The estimated plan for (key + lookup) is more expensive than (scan + top) if the optimizer predicts it will have to scan very few rows. This is the expected behaviour according to the cost model, which includes an assumption that data will be uniformly distributed (from the point of view of the clustered index in this case).

One could make the argument that the optimizer should choose the plan with more predictable performance (scan + top will not perform well with an unfortunate data distribution) but as it is, you have an "out of model" query for which the workaround is to use a hint or plan guide.

Perhaps you should open a new Connect item with your suggestion for improvement. As it is, this one simply states, "query optimizer does not take top 1 clause into account while estimating cost" - which is not true.
Posted by david_wei on 3/28/2013 at 12:00 PM
This is a real case, user wants find any row if column1 (indexed) = 'something', more than 50 columns needs to be returned , so create a covered index is not an option. So we choose top 1 without order by, hoping SQL will do one column1 index seek then do a bookmark lookup, this will only need several IO reads.
Unfortunately, if the statistics shows too many rows is 'something', it do a table scan, and result nearly 200K reads! completely not accepatble.

(BTW, if only few rows = 'something', SQL indeed do a sek + lookup)

SQL server should be smart enough even many rows = 'something', we just need any 1.
Posted by david_wei on 3/28/2013 at 11:48 AM
aaronbertrand's comments does not make sense.

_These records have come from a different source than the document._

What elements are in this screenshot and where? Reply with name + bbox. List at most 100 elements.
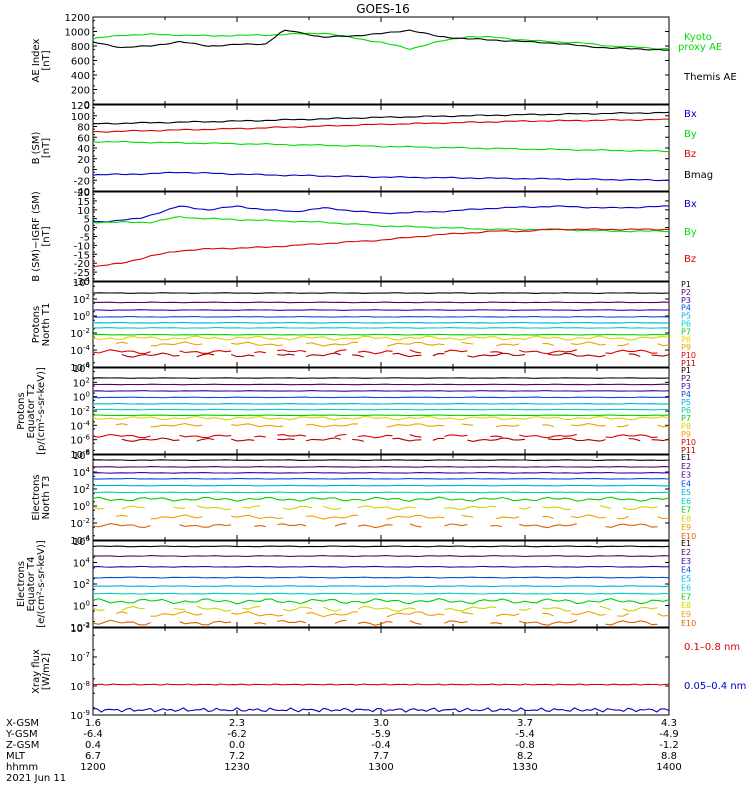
- y-axis-label: AE Index[nT]: [31, 38, 52, 82]
- legend-p2: P2: [681, 374, 691, 383]
- series-line: [92, 459, 670, 461]
- y-tick-label: 400: [71, 71, 90, 82]
- series-line: [92, 555, 670, 558]
- series-line: [92, 140, 669, 153]
- series-line: [121, 352, 670, 358]
- y-tick-label: 106: [73, 449, 91, 462]
- x-axis-value: 3.0: [373, 718, 389, 729]
- legend-p10: P10: [681, 351, 696, 360]
- y-tick-label: 102: [73, 376, 90, 389]
- legend-item: Bx: [684, 199, 697, 210]
- y-tick-label: 600: [71, 57, 90, 68]
- y-axis-label: B (SM)−IGRF (SM)[nT]: [31, 191, 52, 282]
- legend-item: 0.05–0.4 nm: [684, 681, 746, 692]
- x-axis-value: 1330: [512, 762, 537, 773]
- legend-e8: E8: [681, 514, 691, 523]
- series-line: [92, 292, 670, 294]
- series-line: [92, 471, 670, 474]
- series-line: [93, 524, 669, 528]
- y-tick-label: 10-2: [70, 621, 90, 634]
- panel-frame: [92, 191, 670, 282]
- legend-e9: E9: [681, 610, 691, 619]
- x-axis-row-label: Z-GSM: [6, 740, 39, 751]
- x-axis-value: 1200: [80, 762, 105, 773]
- legend-p9: P9: [681, 343, 691, 352]
- y-tick-label: 120: [71, 101, 90, 112]
- legend-e2: E2: [681, 548, 691, 557]
- legend-e4: E4: [681, 566, 691, 575]
- y-tick-label: 0: [84, 100, 90, 111]
- x-axis-value: 0.4: [85, 740, 101, 751]
- legend-p5: P5: [681, 398, 691, 407]
- legend-p6: P6: [681, 406, 691, 415]
- y-tick-label: -40: [74, 187, 90, 198]
- series-line: [92, 118, 670, 133]
- series-line: [93, 683, 670, 686]
- y-tick-label: 40: [77, 144, 90, 155]
- series-line: [121, 437, 670, 442]
- x-axis-value: 8.8: [661, 751, 677, 762]
- series-line: [92, 327, 670, 329]
- y-tick-label: 0: [84, 224, 90, 235]
- series-line: [92, 576, 670, 579]
- x-axis-value: 1300: [368, 762, 393, 773]
- y-tick-label: 60: [77, 133, 90, 144]
- panel-xray: 10-3 10-7 10-8 10-9 Xray flux[W/m2] 0.1–0.8 n…: [31, 622, 746, 722]
- series-line: [92, 29, 670, 51]
- legend-p3: P3: [681, 382, 691, 391]
- series-line: [92, 598, 670, 605]
- series-line: [92, 383, 670, 386]
- y-tick-label: 10-7: [70, 651, 90, 664]
- y-axis-label: ProtonsEquator T2[p/(cm²-s-sr-keV)]: [16, 367, 47, 455]
- legend-e6: E6: [681, 583, 691, 592]
- y-axis-label: ElectronsEquator T4[e/(cm²-s-sr-keV)]: [16, 540, 47, 628]
- y-tick-label: -20: [74, 259, 90, 270]
- series-line: [92, 414, 670, 417]
- x-axis-value: 1400: [656, 762, 681, 773]
- x-axis-value: -6.2: [227, 729, 247, 740]
- y-tick-label: -20: [74, 176, 90, 187]
- y-tick-label: 20: [77, 155, 90, 166]
- y-tick-label: 10-8: [70, 448, 90, 461]
- y-tick-label: -25: [74, 268, 90, 279]
- legend-p3: P3: [681, 296, 691, 305]
- panel-frame: [92, 16, 670, 105]
- legend-e1: E1: [681, 539, 691, 548]
- y-tick-label: 100: [73, 310, 90, 323]
- legend-e4: E4: [681, 479, 691, 488]
- x-axis-value: 7.2: [229, 751, 245, 762]
- y-tick-label: 200: [71, 86, 90, 97]
- series-line: [92, 111, 670, 125]
- x-axis-value: -5.4: [515, 729, 535, 740]
- series-line: [92, 466, 670, 468]
- legend-item: Bmag: [684, 170, 713, 181]
- y-tick-label: 1200: [65, 13, 90, 24]
- series-line: [92, 32, 670, 50]
- x-axis-row-label: 2021 Jun 11: [6, 773, 66, 784]
- series-line: [92, 315, 670, 318]
- legend-p9: P9: [681, 430, 691, 439]
- y-tick-label: 100: [73, 500, 90, 513]
- y-tick-label: 102: [73, 293, 90, 306]
- series-line: [92, 403, 670, 405]
- y-axis-label: ProtonsNorth T1: [31, 303, 52, 347]
- series-line: [115, 341, 670, 347]
- y-tick-label: 104: [73, 362, 91, 375]
- legend-e6: E6: [681, 497, 691, 506]
- panel-frame: [92, 627, 670, 716]
- x-axis-value: 4.3: [661, 718, 677, 729]
- legend-p11: P11: [681, 359, 696, 368]
- legend-p4: P4: [681, 390, 691, 399]
- y-axis-label: ElectronsNorth T3: [31, 474, 52, 520]
- x-axis-value: -1.2: [659, 740, 679, 751]
- legend-e3: E3: [681, 471, 691, 480]
- series-line: [93, 434, 669, 437]
- y-tick-label: 102: [73, 483, 90, 496]
- x-axis-value: -0.4: [371, 740, 391, 751]
- series-line: [92, 491, 670, 494]
- x-axis-row-label: X-GSM: [6, 718, 39, 729]
- y-tick-label: 102: [73, 578, 90, 591]
- y-tick-label: 10-2: [70, 517, 90, 530]
- panel-frame: [92, 367, 670, 455]
- legend-item: Bx: [684, 109, 697, 120]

We intentionally skip the order by clause to avoid table scan if order by column is not indexed.
So SQL can jus choose the index based on the where clause to satisfy the query.
Posted by John-Huang on 3/27/2013 at 3:17 PM
Expected behavior does not mean right behavior. Back to SQL Server 2000, when you write "select * from big_table where 1=0", it took ages to complete. I knew it was an expected behavior. It did make a lot of sense from many perspectives. But the fact is it was fixed.
Posted by Microsoft on 3/27/2013 at 2:30 PM
Hello John,

This is expected behaviour; this link may also provide more information

Posted by AaronBertrand on 3/25/2013 at 11:01 AM
Sorry but you're using SELECT * and no ORDER BY. You're basically telling SQL Server "give me all the stuff" and letting *it* decide how to optimize the top. You don't get to complain about what SQL Server determined to be the cheapest path, and you also shouldn't make the assumption that a scan is always worse than a seek. When you use SELECT * instead of the columns covered by the index, the seek suddenly becomes less attractive because it will add the requirement of a lookup to get the rest of SELECT *. The optimizer is pretty smart and if you want to poke holes in it I'd suggest starting with much more complex examples.